The objections to the DJ’s are getting longer as the days are getting shorter. The common denominator of what is missing is: a non-conclusory affidavit from the EIP that he never received the EUO’/IME notices (See American Transit Ins. Co. v. Bachus) or an affidavit from the EIP that (s)he attended the EUO/IME.
DJ based upon EUO no-shows granted over vigorous opposition
American Transit v. Chedister , Index #: 301921/12 (Sup. Ct. Bronx Co. 2013)
Supreme Court could not be anymore emphatic that it is not impressed with the Alrof v. Safeco argument that provider attorneys throw around when trying to get around an EUO no-show case. Personal knowledge is not as personal as some want it to mean.
Assignor did not show up to his IME and EUO – double whammy
Unitrin has created this vacuum where the failure to control ones Assignor has spelled unabated doom to many a medical clinic. Imagine having this conversation during that crazy period when the law was “the failure to attend an IME rebuts the presumption of medical necessity?” and the App. Term 1st Dept did everything in the power to avoid ruling on the merits of these cases?
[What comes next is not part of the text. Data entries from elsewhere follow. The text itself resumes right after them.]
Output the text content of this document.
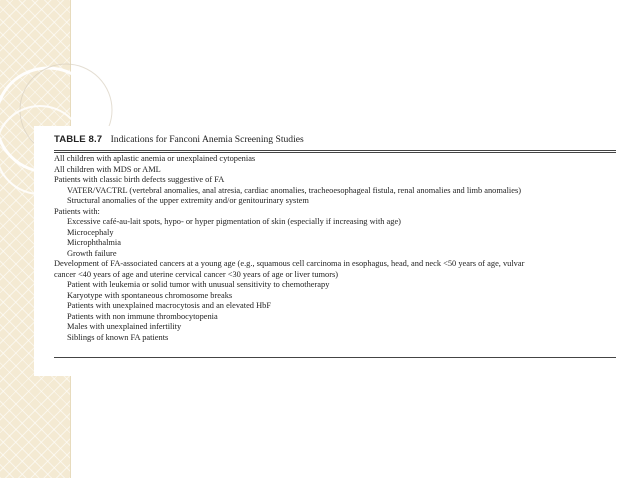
TABLE 8.7 Indications for Fanconi Anemia Screening Studies
All children with aplastic anemia or unexplained cytopenias
All children with MDS or AML
Patients with classic birth defects suggestive of FA
VATER/VACTRL (vertebral anomalies, anal atresia, cardiac anomalies, tracheoesophageal fistula, renal anomalies and limb anomalies)
Structural anomalies of the upper extremity and/or genitourinary system
Patients with:
Excessive café-au-lait spots, hypo- or hyper pigmentation of skin (especially if increasing with age)
Microcephaly
Microphthalmia
Growth failure
Development of FA-associated cancers at a young age (e.g., squamous cell carcinoma in esophagus, head, and neck <50 years of age, vulvar
cancer <40 years of age and uterine cervical cancer <30 years of age or liver tumors)
Patient with leukemia or solid tumor with unusual sensitivity to chemotherapy
Karyotype with spontaneous chromosome breaks
Patients with unexplained macrocytosis and an elevated HbF
Patients with non immune thrombocytopenia
Males with unexplained infertility
Siblings of known FA patients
(The commentator Captain America would probably think that it is unconstitutional to demand an innocent Assignor to be deposed and examined in accordance with the insurance policy upon which she is either the NI or the third-party beneficiary)
Dowd v Praetorian Ins. Co., 2012 NY Slip Op 51160(U)(App. Term 1st Dept. 2012)
“The defendant-insurer made a prima facie showing of entitlement to summary judgment dismissing the action for first-party no-fault benefits by establishing that it timely and properly mailed the notices for independent medical examinations (IMEs) and examinations under oath (EUOs) to plaintiff’s assignor, and that the assignor failed to appear (see Unitrin Advantage Ins. Co. v Bayshore Physical Therapy, PLLC, 82 AD3d 559, 560 ; cf. Stephen Fogel Psychological, P.C. v Progressive Cas. Ins. Co., 35 AD3d 720, 721 ). In opposition, plaintiff did not specifically deny the assignor’s nonappearance or otherwise raise a triable issue with respect thereto, or as to the mailing or reasonableness of the underlying notices (see Unitrin at 560).”